During the Super Bowl post-game ceremony, Pierre Garcon displayed the flag of his home country, Haiti, for all of the United States to see.
Surprisingly enough, we recognized it; but we probably wouldn’t have recognized Haiti’s flag at any other time. The earthquake that had left Haiti badly shaken was still fresh in our minds, and its images were still burned into our eyes. Now, however, this is not the case.
I do not want to be a downer. Many great things were done by many people. Some went to Haiti and helped out, some organized rations, some raised money and some simply donated. Everyone who helped out should give themselves a small pat on the back. It was wonderful.
But Haiti is gone now. I don’t think I, or most people who are not still directly involved in recovery efforts, could pick their flag out of a lineup anymore.
Where did the enthusiasm go? Where did the coverage go? Where did the compassion go? Why am I writing this article?
This is the question I would like to pose: Is it solely an issue of Haiti being out of sight and out of mind? Are we really as enslaved to the media as this catastrophe has proven? In short, why is Haiti gone?
If you didn’t know, Haiti was a mess before the earthquake struck. It was one of the poorest places in the world, where children died of malnutrition every day, where if you had sandals you were lucky, and where most people lived on less than $2 a day.
And it took a catastrophe to get our attention. Was a 7.0 magnitude earthquake what we needed to tear our minds away from the television sets? Our corny magazines? Our personal problems?
It can’t be denied that we responded. That much is comforting. But now we are back where we started.
Haiti is in the process of recovery in that it is getting back to “normal.”
But normal is when those who actually have a job are sticking pieces of sugar cane in their mouth to dull the pain of hunger.
Normal is when every child’s stomach sticks out, not from having a full belly too often, but from being bloated from having an empty belly always.
What have we achieved?
Why isn’t every professional athlete asking for support for their home? Why aren’t we rallying to help Haiti and other poverty stricken countries on a daily basis?

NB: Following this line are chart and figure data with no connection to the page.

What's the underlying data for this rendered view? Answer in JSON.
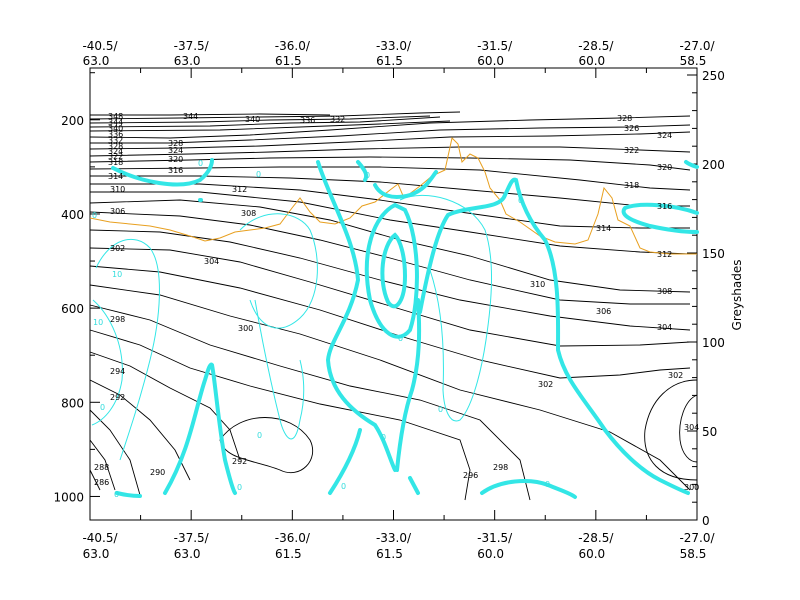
{
  "chart_data": {
    "type": "line",
    "title": "",
    "x_ticks": [
      {
        "lon": "-40.5/",
        "lat": "63.0"
      },
      {
        "lon": "-37.5/",
        "lat": "63.0"
      },
      {
        "lon": "-36.0/",
        "lat": "61.5"
      },
      {
        "lon": "-33.0/",
        "lat": "61.5"
      },
      {
        "lon": "-31.5/",
        "lat": "60.0"
      },
      {
        "lon": "-28.5/",
        "lat": "60.0"
      },
      {
        "lon": "-27.0/",
        "lat": "58.5"
      }
    ],
    "y_left": {
      "ticks": [
        "200",
        "400",
        "600",
        "800",
        "1000"
      ],
      "ylim": [
        1050,
        90
      ]
    },
    "y_right": {
      "label": "Greyshades",
      "ticks": [
        "0",
        "50",
        "100",
        "150",
        "200",
        "250"
      ],
      "ylim": [
        0,
        250
      ]
    },
    "theta_labels": [
      "348",
      "344",
      "340",
      "336",
      "332",
      "328",
      "326",
      "324",
      "322",
      "320",
      "318",
      "316",
      "314",
      "312",
      "310",
      "308",
      "306",
      "304",
      "302",
      "300",
      "298",
      "296",
      "294",
      "292",
      "290",
      "288",
      "286"
    ],
    "cyan_labels": [
      "0",
      "10"
    ],
    "colors": {
      "theta": "#000000",
      "tropopause": "#e8a020",
      "cyan": "#33e6e6"
    }
  }
}
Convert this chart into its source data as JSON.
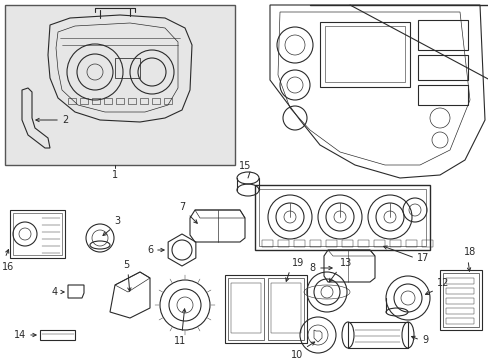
{
  "bg_color": "#ffffff",
  "line_color": "#2a2a2a",
  "box_bg": "#e8e8e8",
  "lw": 0.8,
  "figw": 4.89,
  "figh": 3.6,
  "dpi": 100,
  "parts_labels": [
    "1",
    "2",
    "3",
    "4",
    "5",
    "6",
    "7",
    "8",
    "9",
    "10",
    "11",
    "12",
    "13",
    "14",
    "15",
    "16",
    "17",
    "18",
    "19"
  ]
}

I think we would all gain something valuable if we were to help –– and not just the giddy feeling you get after helping someone out.
It would help our reputation on a national level, but most importantly, I think it would ground a lot of us. In a country that is overweight, overworked and where everyone has got some sort of over-diagnosed “disorder,” we need to look at what we have. And that’s a lot.
On a social and political level, we really need to take a look at ourselves.
I am not trying to spout self-help nonsense or play up the stereotypical “liberal” idealist movement in any way. The concept of helping has come to be associated with awful stereotypes, ones that have dulled its meaning.
Too many draw back in fear of being a part of some culture they do not want to be a part of. You do not need to wear Birkenstocks, drink coffee in a sweet little shop, try to “find yourself” on a daily basis or play the guitar under trees to care about what is going on around you. Not that any of that is bad; I love sweet little coffee shops.
Instead of letting a subculture claim social change for its own, though, we should strive to become a society that makes change happen.
In an ever shrinking world, everything is around us.
Please pay attention. Deal? And while we are dealing… let’s do something.